La Malédiction du gitan

(The Gypsy's Curse)

  1. L’étrange destinée de Marvin Molar

    Marvin Molar n’est pas un homme que l’on oublie de sitôt. Hercule de foire au physique improbable, jeune et gagnant sa vie grâce aux exhibitions qu’il réalise avec son physique atypique, il est entouré d’autres personnages improbables. Une existence curieuse, sans véritablement penser au lendemain. Mais il se peut que la belle et désirable Hester ne catapulte Marvin dans le mur… et le meurtre.

    Harry Crews est un des écrivains américains les plus inclassables qui soient, à moins qu’il ne soit tout simplement le plus original, tout bonnement.
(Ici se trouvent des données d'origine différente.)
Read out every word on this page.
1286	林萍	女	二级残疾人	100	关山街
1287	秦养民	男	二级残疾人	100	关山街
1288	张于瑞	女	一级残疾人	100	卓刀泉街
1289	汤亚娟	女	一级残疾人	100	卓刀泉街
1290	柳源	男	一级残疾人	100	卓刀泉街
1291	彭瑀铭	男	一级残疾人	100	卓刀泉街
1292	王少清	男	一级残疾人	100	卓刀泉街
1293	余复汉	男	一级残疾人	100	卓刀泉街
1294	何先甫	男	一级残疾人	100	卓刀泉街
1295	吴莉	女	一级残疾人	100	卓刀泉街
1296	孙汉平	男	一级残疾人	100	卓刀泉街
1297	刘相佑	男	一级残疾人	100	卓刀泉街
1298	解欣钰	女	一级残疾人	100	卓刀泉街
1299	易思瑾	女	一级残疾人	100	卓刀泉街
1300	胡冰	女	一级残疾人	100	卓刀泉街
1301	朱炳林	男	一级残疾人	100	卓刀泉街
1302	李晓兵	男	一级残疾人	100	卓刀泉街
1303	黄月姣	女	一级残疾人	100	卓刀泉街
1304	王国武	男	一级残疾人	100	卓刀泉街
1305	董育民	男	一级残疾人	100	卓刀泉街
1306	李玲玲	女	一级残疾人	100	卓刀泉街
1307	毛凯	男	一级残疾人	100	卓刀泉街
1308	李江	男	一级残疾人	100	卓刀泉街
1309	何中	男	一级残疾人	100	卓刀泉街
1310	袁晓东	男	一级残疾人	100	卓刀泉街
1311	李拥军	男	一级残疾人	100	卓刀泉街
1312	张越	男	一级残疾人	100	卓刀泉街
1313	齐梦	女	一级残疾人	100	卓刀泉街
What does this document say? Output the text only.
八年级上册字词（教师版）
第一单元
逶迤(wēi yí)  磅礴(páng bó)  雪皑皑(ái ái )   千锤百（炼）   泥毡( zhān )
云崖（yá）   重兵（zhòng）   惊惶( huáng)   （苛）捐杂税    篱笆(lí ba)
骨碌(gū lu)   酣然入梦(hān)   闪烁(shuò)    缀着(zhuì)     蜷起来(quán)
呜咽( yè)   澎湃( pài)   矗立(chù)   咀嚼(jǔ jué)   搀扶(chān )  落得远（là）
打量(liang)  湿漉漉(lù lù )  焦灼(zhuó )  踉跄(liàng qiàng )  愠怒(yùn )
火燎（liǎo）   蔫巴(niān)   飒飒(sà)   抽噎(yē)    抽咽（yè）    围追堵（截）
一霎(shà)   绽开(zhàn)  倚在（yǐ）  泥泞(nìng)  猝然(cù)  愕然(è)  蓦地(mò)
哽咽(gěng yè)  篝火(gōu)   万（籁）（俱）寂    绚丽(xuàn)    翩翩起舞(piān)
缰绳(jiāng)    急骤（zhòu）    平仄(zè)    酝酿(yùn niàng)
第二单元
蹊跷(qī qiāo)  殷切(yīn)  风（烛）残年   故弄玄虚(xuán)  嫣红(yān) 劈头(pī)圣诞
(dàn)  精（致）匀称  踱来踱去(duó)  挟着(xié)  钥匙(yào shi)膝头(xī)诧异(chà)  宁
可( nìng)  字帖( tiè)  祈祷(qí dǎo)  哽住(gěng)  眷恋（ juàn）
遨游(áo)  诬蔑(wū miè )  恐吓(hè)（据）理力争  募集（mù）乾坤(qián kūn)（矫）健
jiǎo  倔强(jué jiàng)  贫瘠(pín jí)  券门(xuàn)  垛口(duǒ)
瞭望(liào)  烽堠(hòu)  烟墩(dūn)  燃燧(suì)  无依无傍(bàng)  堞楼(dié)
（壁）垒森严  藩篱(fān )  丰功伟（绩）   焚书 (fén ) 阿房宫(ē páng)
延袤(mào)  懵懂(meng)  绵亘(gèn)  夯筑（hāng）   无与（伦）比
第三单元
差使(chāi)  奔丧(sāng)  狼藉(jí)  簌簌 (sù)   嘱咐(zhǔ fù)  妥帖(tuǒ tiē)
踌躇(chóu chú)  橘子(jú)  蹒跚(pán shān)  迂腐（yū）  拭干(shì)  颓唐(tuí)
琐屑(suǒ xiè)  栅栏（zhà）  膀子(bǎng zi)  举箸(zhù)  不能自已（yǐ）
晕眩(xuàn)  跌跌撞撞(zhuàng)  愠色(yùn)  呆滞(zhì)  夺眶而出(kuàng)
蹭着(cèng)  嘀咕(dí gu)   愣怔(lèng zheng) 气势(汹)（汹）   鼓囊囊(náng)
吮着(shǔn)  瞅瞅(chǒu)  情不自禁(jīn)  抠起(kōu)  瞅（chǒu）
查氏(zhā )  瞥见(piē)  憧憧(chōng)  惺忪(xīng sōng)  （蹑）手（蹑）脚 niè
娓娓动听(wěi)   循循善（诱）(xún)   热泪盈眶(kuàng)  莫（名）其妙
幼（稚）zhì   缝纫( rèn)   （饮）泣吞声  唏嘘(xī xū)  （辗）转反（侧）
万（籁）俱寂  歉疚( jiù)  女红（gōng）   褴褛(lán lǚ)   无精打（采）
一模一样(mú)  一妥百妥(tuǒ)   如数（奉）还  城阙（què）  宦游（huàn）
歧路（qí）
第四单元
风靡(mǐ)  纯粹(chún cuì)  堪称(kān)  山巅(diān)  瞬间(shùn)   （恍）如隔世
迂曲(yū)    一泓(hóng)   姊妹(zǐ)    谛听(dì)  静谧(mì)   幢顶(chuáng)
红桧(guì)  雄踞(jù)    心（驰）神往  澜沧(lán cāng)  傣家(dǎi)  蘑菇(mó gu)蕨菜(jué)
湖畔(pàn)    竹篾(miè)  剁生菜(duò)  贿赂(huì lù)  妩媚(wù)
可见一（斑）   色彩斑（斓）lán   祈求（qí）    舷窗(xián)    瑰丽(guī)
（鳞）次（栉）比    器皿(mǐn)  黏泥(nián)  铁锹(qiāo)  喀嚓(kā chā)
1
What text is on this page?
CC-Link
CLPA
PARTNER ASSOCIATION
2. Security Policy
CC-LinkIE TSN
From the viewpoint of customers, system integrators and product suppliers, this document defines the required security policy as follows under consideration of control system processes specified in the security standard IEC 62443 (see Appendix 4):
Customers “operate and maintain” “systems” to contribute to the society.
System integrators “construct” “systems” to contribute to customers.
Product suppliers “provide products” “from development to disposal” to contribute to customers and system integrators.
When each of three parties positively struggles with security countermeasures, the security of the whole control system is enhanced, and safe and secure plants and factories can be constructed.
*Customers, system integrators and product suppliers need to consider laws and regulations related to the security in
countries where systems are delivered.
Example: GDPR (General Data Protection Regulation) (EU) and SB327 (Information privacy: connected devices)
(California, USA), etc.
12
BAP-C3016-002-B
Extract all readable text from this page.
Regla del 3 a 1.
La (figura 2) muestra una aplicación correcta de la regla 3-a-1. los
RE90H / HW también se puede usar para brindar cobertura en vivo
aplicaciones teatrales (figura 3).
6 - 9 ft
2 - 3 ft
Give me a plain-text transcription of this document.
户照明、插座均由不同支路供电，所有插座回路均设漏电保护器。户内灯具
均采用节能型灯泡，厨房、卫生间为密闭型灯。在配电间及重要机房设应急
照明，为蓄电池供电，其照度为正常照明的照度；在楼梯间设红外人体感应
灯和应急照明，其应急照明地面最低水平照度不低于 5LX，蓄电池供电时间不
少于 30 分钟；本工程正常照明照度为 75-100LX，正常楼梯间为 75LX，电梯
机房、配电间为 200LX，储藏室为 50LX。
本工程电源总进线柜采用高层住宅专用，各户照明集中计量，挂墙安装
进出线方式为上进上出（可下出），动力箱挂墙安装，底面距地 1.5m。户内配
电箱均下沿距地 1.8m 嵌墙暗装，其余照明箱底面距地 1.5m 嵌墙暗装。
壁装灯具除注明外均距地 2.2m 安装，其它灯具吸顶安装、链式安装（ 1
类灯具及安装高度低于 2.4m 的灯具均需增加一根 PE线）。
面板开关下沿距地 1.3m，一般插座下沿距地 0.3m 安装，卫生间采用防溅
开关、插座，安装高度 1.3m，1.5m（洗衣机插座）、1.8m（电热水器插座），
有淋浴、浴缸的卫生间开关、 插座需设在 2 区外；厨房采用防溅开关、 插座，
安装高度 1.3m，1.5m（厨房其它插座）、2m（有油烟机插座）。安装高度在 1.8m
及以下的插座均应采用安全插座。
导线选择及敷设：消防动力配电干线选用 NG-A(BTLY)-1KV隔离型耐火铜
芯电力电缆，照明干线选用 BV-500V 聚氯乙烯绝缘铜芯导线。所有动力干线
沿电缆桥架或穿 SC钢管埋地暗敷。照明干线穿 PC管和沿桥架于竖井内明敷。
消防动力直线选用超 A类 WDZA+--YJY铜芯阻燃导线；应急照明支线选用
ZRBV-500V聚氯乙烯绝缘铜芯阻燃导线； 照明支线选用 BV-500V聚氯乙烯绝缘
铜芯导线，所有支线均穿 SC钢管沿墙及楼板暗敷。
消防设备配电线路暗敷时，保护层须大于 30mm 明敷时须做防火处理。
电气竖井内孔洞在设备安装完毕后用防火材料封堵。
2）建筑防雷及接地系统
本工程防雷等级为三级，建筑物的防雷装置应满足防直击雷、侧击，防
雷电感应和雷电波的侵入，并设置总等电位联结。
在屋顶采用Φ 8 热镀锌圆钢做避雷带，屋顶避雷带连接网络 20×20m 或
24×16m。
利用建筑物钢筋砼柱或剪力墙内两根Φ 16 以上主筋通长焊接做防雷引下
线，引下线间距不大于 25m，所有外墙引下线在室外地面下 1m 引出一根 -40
Auteur d’ouvrages proches du polar (Le Chanteur de gospel ou La Foire aux serpents), mettant en scène des individus complètement abracadabrants (Le Roi du K.O.), vilipendant le consumérisme (Car), ou avec son lot de losers malheureux (Des Savons pour la vie), il s’est toujours intéressé à la face cachée de l’Amérique, avec ses antihéros, ses individus ambivalents, ses délicieux fêlés et ses freaks. Marvin Molar est né muet puis a également perdu l’ouïe, avec deux petites jambes ridicules de quelques centimètres, ne pesant qu’une quarantaine de kilos, et a poussé de la fonte comme un forcené jusqu’à obtenir des tours de biceps d’une cinquantaine de centimètres pour compenser ses handicaps. Il est entouré de Leroy, un brave boxeur qui est persuadé d’être un excellent sportif, Pete, un Noir qui a pris trop de coups sur le coin de la figure, et Al, son père adoptif, dont le physique de colosse a été massacré suite à une performance où il s’est fait rouler – volontairement – dessus par un véhicule. Un groupe homogène en raison de ses infirmités et errements, et hétérogène au vu de ce qu’ils attendent de la vie. Mais c’est la belle Hester, avec ses jambes et ses seins à se damner – même si Marvin, son fan numéro un, est le premier à reconnaître que son visage est beaucoup plus banal – qui va venir mettre le feu aux poudres, en raison de ses liaisons. Une écriture complètement folle, foutraque, presque hallucinée, où l’argot est la langue première. Des protagonistes extravagants qui se rencontrent, s’accolent, s’accrochent, se télescopent. Et des désirs également. Du sexe. Du muscle. De la testostérone. Des appétences criminelles et des jalousies. Les dernières pages constituent le feu d’artifice de ce roman détonnant, où explose la violence. Comme une évidence. Comme une nécessité. Comme un trop-plein que l’on vide après près de deux cents soixante pages d’appétits insatisfaits, de destinées contrariées, de vies stériles.

    Un opus aussi insolite que ne l’a été son auteur, sublime porte-parole des sans-voix, portraitiste des visages méconnus ou volontairement mis de côté. Ce livre ne plaira certainement pas à tout le monde, mais pour ceux qui apprécient les ouvrages qui cherchent moins à séduire qu’à frapper les esprits de manière durable, voilà une lecture qui en devient indispensable.